The discovery step performs a filesystem walk in order to build up an index of files to be checked. You can use a configuration file or command line options to setup inclusion and exclusion filters for the discovery process. In general, though, each directory that is scanned produces a list of files to lint. If the timestamp of a tracked directory changes, it is rescanned for new files, or new directories.

The output of the discovery phase is a manifest file per-directory tracked. The creation of this manifest depends on the modification time of the directory it corresponds to and will be re-built if the directory is changed. If a new subdirectory is added, the system will recursively index that new directory. If a directory is removed, it will recursively purge that directory from the manifest index.

Content Digest

The second phase is content summary and digest creation.
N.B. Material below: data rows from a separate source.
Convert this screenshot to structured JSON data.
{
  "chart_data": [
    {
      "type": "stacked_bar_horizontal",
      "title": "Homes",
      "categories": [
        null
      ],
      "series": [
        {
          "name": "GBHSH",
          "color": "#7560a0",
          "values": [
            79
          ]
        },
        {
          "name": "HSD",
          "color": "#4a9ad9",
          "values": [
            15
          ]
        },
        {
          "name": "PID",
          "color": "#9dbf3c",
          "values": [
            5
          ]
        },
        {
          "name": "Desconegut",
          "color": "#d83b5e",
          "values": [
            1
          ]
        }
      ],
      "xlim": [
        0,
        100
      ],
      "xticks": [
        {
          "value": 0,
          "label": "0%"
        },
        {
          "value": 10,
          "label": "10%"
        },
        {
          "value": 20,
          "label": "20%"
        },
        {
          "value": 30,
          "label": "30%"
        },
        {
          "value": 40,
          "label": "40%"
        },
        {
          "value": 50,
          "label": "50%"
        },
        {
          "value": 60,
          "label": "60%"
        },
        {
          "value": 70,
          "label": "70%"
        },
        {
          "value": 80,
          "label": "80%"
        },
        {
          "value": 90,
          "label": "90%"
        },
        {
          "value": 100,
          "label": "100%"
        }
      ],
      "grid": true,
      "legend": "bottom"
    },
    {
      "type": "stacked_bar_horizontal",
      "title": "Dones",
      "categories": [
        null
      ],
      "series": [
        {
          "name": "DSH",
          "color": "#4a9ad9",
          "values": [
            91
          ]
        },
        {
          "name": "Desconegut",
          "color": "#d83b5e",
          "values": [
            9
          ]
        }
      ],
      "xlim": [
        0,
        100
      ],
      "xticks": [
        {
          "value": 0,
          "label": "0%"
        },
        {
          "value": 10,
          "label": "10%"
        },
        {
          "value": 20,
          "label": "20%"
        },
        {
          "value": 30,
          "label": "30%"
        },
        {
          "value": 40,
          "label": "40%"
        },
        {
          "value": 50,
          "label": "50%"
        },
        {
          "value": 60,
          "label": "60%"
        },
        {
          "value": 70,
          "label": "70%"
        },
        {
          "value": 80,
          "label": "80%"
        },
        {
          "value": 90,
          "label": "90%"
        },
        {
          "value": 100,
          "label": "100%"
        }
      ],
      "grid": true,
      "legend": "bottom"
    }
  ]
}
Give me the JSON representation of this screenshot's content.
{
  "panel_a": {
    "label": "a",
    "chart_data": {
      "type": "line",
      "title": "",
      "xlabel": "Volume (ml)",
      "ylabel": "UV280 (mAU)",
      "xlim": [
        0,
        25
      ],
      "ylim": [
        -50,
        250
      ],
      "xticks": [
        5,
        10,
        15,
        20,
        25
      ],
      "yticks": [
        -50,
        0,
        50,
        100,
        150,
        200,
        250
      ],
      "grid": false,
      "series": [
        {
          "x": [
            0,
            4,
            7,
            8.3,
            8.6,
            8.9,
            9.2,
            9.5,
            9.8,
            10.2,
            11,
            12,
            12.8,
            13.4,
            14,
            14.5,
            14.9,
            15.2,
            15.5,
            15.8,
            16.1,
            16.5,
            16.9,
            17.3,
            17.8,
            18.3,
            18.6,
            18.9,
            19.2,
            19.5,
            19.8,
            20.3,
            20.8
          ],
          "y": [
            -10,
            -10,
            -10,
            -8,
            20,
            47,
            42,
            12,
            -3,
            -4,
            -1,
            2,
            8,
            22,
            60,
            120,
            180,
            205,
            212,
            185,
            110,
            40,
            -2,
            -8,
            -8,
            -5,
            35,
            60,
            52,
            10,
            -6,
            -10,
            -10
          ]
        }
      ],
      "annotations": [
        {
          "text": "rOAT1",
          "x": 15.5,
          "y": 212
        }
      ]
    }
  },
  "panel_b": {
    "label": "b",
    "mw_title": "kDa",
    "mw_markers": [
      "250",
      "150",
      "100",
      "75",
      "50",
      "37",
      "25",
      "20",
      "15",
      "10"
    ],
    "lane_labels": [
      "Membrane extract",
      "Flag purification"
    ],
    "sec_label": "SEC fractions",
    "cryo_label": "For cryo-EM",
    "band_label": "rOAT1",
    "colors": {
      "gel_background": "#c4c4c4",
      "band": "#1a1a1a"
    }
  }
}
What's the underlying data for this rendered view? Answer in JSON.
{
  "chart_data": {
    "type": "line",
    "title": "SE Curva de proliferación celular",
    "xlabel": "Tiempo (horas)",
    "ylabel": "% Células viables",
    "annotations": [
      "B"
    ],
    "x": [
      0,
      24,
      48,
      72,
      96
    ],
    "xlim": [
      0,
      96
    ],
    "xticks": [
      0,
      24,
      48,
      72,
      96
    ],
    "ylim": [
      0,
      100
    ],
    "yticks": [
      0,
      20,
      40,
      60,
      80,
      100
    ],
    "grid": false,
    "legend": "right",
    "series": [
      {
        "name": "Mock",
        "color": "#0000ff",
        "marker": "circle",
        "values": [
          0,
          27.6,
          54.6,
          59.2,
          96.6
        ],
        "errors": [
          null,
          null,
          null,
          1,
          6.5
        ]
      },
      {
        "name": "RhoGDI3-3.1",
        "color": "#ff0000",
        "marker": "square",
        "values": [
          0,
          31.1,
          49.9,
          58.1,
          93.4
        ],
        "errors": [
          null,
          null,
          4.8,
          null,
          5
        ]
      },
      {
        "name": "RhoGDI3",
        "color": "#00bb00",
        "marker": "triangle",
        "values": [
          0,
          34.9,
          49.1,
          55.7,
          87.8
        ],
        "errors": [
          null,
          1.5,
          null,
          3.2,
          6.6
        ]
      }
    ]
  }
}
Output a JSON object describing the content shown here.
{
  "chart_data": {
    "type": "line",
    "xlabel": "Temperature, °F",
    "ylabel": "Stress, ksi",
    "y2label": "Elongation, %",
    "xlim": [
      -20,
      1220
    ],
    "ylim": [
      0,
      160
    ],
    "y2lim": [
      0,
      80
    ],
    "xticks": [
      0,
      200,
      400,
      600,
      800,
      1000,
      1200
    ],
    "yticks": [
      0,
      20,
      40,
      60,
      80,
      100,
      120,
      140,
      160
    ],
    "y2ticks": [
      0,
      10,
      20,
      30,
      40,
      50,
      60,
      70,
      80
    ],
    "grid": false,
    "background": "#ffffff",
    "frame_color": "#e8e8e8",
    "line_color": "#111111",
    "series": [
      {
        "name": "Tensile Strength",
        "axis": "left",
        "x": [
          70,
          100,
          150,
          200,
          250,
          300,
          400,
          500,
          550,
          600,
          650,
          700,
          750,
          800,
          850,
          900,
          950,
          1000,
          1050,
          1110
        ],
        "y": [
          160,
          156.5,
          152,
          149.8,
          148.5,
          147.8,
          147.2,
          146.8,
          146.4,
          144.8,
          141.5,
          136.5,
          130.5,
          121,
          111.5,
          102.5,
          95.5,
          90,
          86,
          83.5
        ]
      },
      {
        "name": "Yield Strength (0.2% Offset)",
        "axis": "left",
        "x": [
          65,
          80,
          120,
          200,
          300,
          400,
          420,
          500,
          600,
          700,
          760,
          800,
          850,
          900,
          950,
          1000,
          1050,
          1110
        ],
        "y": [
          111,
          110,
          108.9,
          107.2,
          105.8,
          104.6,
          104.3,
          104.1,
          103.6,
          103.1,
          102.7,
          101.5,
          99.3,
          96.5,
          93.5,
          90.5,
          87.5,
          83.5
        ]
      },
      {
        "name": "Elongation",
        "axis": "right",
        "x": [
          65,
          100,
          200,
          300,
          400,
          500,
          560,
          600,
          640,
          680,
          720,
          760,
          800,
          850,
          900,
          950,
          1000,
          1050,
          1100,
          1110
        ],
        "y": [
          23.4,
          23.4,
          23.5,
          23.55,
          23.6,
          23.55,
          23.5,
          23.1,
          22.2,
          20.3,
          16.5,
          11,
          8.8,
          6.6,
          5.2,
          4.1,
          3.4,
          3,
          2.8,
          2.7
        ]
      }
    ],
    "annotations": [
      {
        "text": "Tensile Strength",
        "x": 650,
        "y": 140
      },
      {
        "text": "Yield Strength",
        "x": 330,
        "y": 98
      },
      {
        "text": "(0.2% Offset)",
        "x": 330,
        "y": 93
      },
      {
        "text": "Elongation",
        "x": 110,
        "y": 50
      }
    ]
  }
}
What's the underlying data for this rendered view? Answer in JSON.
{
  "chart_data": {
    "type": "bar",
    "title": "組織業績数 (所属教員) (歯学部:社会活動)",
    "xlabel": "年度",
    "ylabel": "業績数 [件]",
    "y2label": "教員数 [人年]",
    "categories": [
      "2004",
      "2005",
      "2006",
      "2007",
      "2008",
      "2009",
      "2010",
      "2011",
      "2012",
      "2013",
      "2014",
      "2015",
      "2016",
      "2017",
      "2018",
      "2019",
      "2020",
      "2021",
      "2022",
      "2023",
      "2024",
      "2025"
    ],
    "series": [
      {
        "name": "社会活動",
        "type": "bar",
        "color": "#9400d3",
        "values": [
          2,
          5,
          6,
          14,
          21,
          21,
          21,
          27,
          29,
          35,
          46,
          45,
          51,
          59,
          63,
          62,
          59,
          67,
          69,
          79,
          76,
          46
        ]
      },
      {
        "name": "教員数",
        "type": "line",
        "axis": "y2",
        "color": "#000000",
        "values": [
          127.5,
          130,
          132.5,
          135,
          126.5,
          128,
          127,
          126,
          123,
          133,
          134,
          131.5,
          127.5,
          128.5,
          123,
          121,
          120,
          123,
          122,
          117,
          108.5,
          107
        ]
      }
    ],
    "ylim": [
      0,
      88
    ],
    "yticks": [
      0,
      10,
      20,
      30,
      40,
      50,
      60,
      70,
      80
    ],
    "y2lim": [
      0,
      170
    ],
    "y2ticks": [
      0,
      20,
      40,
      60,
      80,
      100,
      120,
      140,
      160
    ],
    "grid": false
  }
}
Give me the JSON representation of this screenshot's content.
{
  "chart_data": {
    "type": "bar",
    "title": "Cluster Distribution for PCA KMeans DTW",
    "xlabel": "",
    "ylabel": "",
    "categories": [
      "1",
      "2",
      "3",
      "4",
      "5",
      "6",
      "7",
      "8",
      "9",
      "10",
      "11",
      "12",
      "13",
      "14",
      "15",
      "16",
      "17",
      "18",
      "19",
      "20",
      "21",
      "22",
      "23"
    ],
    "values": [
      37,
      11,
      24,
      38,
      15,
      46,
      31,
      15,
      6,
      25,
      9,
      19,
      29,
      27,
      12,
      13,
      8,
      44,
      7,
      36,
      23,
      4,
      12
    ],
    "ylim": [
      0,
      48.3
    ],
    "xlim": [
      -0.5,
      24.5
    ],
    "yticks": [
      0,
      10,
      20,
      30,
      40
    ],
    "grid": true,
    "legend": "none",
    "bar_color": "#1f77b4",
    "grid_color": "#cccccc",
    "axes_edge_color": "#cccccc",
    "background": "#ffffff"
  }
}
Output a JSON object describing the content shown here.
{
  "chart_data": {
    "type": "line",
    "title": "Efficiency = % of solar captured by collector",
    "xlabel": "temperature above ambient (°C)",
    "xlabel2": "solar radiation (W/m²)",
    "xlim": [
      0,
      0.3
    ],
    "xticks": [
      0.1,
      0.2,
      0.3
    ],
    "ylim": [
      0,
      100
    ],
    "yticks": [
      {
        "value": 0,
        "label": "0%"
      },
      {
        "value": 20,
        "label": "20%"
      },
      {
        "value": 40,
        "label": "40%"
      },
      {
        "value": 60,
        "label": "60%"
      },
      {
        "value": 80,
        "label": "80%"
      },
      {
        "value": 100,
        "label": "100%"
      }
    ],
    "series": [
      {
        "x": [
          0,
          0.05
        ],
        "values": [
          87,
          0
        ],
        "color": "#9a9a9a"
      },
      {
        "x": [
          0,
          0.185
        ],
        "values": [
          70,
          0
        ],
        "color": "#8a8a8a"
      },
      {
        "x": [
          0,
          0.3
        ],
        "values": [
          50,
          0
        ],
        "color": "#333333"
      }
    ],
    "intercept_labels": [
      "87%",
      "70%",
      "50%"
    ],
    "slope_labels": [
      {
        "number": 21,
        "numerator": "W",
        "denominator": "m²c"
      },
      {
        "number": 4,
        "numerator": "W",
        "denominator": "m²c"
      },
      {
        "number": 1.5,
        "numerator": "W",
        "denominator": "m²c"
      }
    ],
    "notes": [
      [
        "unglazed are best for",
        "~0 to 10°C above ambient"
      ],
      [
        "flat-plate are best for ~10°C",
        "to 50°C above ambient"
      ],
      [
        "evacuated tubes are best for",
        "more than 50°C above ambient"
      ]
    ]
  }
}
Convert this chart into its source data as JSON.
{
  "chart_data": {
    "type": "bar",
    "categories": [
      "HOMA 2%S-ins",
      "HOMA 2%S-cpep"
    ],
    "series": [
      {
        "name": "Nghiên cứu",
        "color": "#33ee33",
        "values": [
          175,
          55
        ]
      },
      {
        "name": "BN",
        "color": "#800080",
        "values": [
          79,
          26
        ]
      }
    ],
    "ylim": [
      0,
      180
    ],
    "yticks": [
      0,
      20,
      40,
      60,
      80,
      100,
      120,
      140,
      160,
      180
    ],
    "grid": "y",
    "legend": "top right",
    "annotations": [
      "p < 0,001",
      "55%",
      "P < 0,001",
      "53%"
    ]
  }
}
The sha1 of each tracked file is computed and stored in a digest file (one per source file). The digest file depends on the modification time of the source file.

Dependency Inference

The third phase is dependency inference. During this phase each tracked source file is indexed to get a complete dependency footprint. Note that this is done by importing each module file in a clean interpreter process, and then inspecting the __file__ attribute of all modules loaded by interpreter. Note that this has a couple of implications:

  • Dynamically loaded modules may not be discovered as dependencies
  • Any import work will increase the runtime of this phase

The outputs for this phase is a dependency manifest: one per source file. The manifest contains a list of files that are dependencies. The dependencies of this manifest are the modification times of the digest sidecar file for each of the source file itself, as well as all of it’s dependencies. If any of these digest files are modified, the manifest is rebuilt. There is a fastpath, however, in that if none of the digests themselves have changed the manifest modification time is updated but the dependency scan is skipped.

Executing tools

Once the depency footprints are updated we can finally start executing the actual tools. There are two outputs of a tool execution : a stampfile (one per source file) and a logfile. The stampfile is skipped on failure and the logfile is removed on success.